Penicillin allergy is the most commonly reported drug allergy, and the prevalence ranges from 5% in the general population to up to 15% in hospitalized patients [1, 2]. Significant IgE-mediated- or serious non-IgE mediated penicillin hypersensitivity occurs only in a minority of patients, however. Most penicillin allergy reports describe benign cutanous or even unknown reactions [3]. When excluding subjects with a severe type of allergic reaction, 95% of patients tolerate penicillin [2]. Unfortunately, very few patients with reported penicilin allergy undergo any form of evaluation.

Reported penicillin allergies lead to an increased use of broad-spectrum antibiotics with more side effects [4], higher risk of infections with multi-resistant bacteria, including VRE and MRSA [5], and longer hospital stays [1]. Disproving an inaccurate penicillin allergy diagnosis is therefore beneficial for patients, and society benefits from a lower level of antibiotic resistance and lower healthcare costs [6].

Penicillin allergy evaluation in Norway is traditionally carried out in an outpatient allergist clinic as a three-step procedure: (1) in vitro tests of IgE, (2) skin testing and finally (3) an oral challenge. Skin testing consists of several epi- and intradermal injections and can be painful, expensive and time consuming [2, 7]. Furthermore, skin testing yields a large proportion of false positives [8].

An oral challenge is considered to be the gold standard for penicillin allergy evaluation [10]. Several studies have shown that it is safe to test low-risk patients with a direct oral challenge without preceding blood- or skin testing. In these studies, approximately 95% had no immediate reaction [7,8,9,10,11]. Absence of an immediate reaction excludes an IgE-mediated allergy, and future use of penicillin is considered safe [2]. The study population in these studies were mostly patients referred to an allergy clinic [7,8,9, 12], and young, healthy marine recruits [10]. Previous studies have expressed the need for more testing in non-healthy populations [13] and research done by non-allergists [14].

The aim of this study was to investigate the prevalence of self-reported penicillin allergy in a Norwegian hospitalized patient population, and to study the safety and efficacy of a direct oral challenge in the proportion of these patients with a screened, low pretest probability for a severe allergic reaction.

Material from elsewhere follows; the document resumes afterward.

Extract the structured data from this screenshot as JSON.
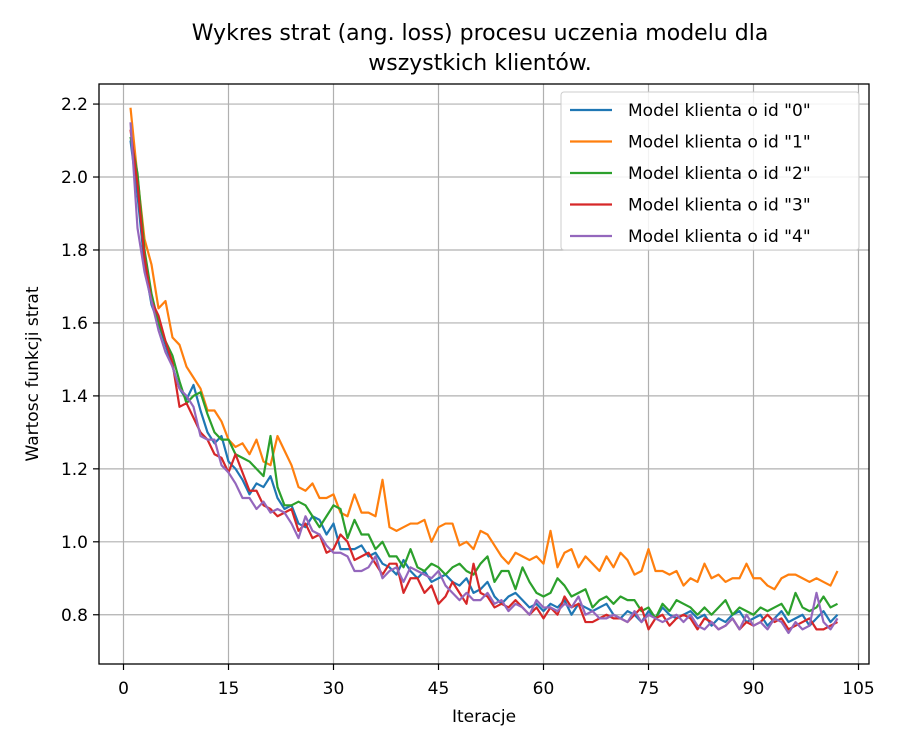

Our hypothesis was that penicillin allergy is over-reported in hospital records and that a direct oral challenge is an easy, cost-effective low-threshold method to rule out the penicillin allergy label for a significant amount of patients during their hospital stays.

Methods

This study is a prospective interventional study carried out in the Department of internal medicine at Diakonhjemmet hospital in Oslo, Norway. Patients were included during two different time periods, 5 months in 2019 and 3 months in 2020, due to availability of project resources and personnel. All patients admitted to the department of internal medicine were screened by the authors using an electronic patient record system. Patients who self-reported or had a previously documented penicillin allergy were interviewed and assessed for eligibility. Patients reporting reactions defined as “low-risk” were included. Informed consent was obtained from all study participants. The study was approved by the Regional Committee for Ethics in Medical Research (reference nr 2018/1316) and by Diakonhjemmet Hospital Institutional Review Board. All methods were performed in accordance with the relevant guidelines and regulations.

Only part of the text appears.